Step 1: Start by completely ignoring civil liberties and forcing telecommunication companies to hand over data on their users. Bonus points for giving an NSL so users aren't aware of their breach of privacy.

Step 2: Allow said companies to bill for providing the data. This makes sure they keep quite and don't speak up to the things the government is doing because lets be honest, what sort of businessman is going to complain about thick margins?

Step 3: Repeat steps 1 & 2 until there is a leak and the world finds out about everything that's been going on.

Step 4: Wait for the repercussions of step 3 to blow over. Now that everyone knows what's going on, no use in quieting down the companies by paying them off so let's sue them for charging too much.

How do they have the balls to do this kind of shit? Makes me want to vomit.




1) The bill is to the government and is typically in the range of $750 per day per tap.

2) Any network admin inside of telecom will tell you that this is a terrible system to implement and maintain.

3) Zero operators perceive wiretapping as a profit center; it is an annoyance that is tolerated as a condition of doing business in the US.

If you evaluate the decisions that operators make as participating in the game theory that is our world, they're actually quite rational.

Lastly, if you think $21M represents a material payoff to a company like Sprint or AT&T, I would suggest that this is a few orders of magnitude shallow for such a concern.

The cited article is an example of a reconciliation fraud of a very minor nature, not an example of hush money from the government.


Oculus, your Step 2 is not quite correct. According to the lawsuit text, said companies have to foot the bill to any facilities or equipment, or systems modifications, and may only bill for operational expenses.

So not only is the gov forcing these data breaches, they are also forcing the companies to foot most of the bill.


Yeah you got it right.

The fact that one end of the government overstepped grants a retrospective (by several years) right for a company to deliberately over-charge a completely different end of the government for legitimate services. Certainly, there can be no topic involving the government and telecommunications where ranting about NSA isn't on topic. It is really that simple.

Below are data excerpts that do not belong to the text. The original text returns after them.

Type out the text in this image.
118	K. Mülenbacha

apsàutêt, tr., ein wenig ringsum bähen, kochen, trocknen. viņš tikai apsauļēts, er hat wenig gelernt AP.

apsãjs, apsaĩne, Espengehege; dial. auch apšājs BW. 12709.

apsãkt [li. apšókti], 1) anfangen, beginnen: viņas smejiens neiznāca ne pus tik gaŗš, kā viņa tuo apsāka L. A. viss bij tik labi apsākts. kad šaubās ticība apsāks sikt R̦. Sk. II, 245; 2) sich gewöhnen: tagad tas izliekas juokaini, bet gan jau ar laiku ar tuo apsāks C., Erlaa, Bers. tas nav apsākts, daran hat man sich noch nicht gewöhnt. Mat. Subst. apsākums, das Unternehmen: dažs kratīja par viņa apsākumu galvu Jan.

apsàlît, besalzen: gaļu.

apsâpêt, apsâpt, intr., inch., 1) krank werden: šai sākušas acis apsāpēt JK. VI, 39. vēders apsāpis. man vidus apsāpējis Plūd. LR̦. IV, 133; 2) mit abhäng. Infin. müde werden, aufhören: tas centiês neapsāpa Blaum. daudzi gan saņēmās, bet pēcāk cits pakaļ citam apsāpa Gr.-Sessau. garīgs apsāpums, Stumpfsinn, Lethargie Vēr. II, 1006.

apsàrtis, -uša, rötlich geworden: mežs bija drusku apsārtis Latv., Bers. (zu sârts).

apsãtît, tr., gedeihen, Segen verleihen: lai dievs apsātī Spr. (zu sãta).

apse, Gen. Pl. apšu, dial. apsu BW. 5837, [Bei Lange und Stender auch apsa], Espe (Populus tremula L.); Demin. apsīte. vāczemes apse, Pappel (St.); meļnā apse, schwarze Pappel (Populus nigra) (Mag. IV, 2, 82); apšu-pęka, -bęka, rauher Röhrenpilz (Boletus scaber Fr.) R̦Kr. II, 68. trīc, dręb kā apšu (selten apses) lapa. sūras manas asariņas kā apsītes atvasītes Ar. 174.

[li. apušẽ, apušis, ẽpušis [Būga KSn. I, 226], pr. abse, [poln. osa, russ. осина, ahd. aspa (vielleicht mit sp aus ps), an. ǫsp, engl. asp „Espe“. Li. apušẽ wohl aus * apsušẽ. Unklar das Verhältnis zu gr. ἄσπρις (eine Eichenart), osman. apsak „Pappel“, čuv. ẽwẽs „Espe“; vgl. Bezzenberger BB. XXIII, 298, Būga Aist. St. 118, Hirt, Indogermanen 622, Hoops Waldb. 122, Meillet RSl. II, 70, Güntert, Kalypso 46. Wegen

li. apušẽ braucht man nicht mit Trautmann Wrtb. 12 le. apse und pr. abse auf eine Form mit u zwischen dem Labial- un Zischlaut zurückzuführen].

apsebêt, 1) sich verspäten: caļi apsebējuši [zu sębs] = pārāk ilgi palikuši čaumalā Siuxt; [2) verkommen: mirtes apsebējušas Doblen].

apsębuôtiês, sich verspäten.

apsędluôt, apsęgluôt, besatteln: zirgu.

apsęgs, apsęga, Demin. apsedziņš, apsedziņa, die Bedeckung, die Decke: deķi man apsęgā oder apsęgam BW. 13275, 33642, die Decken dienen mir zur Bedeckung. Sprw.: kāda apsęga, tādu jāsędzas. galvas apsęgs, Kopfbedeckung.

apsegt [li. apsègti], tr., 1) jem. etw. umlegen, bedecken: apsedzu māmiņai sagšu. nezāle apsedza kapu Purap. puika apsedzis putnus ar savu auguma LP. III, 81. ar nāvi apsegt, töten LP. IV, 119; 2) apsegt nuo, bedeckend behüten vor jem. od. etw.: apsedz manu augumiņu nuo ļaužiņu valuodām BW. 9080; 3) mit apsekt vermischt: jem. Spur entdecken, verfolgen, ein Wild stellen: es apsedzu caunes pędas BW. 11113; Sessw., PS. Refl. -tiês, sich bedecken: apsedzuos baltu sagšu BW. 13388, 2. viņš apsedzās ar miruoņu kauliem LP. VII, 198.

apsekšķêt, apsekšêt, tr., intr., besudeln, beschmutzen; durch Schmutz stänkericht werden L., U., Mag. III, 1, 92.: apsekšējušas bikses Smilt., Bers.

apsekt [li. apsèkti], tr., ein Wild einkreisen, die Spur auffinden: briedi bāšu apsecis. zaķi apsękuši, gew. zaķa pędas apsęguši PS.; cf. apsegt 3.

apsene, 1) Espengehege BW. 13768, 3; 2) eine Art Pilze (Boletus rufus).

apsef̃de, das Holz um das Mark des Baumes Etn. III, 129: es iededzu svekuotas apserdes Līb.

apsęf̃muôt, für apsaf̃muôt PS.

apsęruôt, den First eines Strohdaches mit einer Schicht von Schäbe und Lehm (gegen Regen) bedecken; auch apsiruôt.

I mean, the NSA killed contracts from other parts of the government because Qwest wouldn't play ball, why not pay them through other parts of the government for deniability?


CALEA was enacted in 1994, well before the recent issues with the NSA.

I don't like what the NSA is doing either, but companies like Sprint are obligated to provide these sorts of things to law enforcement for other reasons than just NSA spying. It's also for other legal investigation using warrants.

They shouldn't be abusing it by collecting more than they're due, regardless of how anyone feels about the NSA.


Insofar as you take as premise that the arrangement was good in the first place, it doesn't really follow that it's abusive for the telecoms to continue to bill for infrastructure costs associated with maintaining and building their ability to tap to meet government demands. It's not as if there has been 0 infrastructure buildout since 1994.

Just because it's illegal doesn't mean it's abusive. Rather, the 1994 law seems quite abusive.


> How do they have the balls to do this kind of shit? Makes me want to vomit.

The larger the organization you join, the more divorced you are between decisions as a person and decisions as the organization. Sure, corporations may effectively be citizens, but they sure don't come with the ethical constraints and responsibilities that individuals do.

Not all ethical decisions are directly beneficial for the individual, but multiply that times hundreds of thousands of people? The good decisions get lost somewhere between the PR department and the accounting department.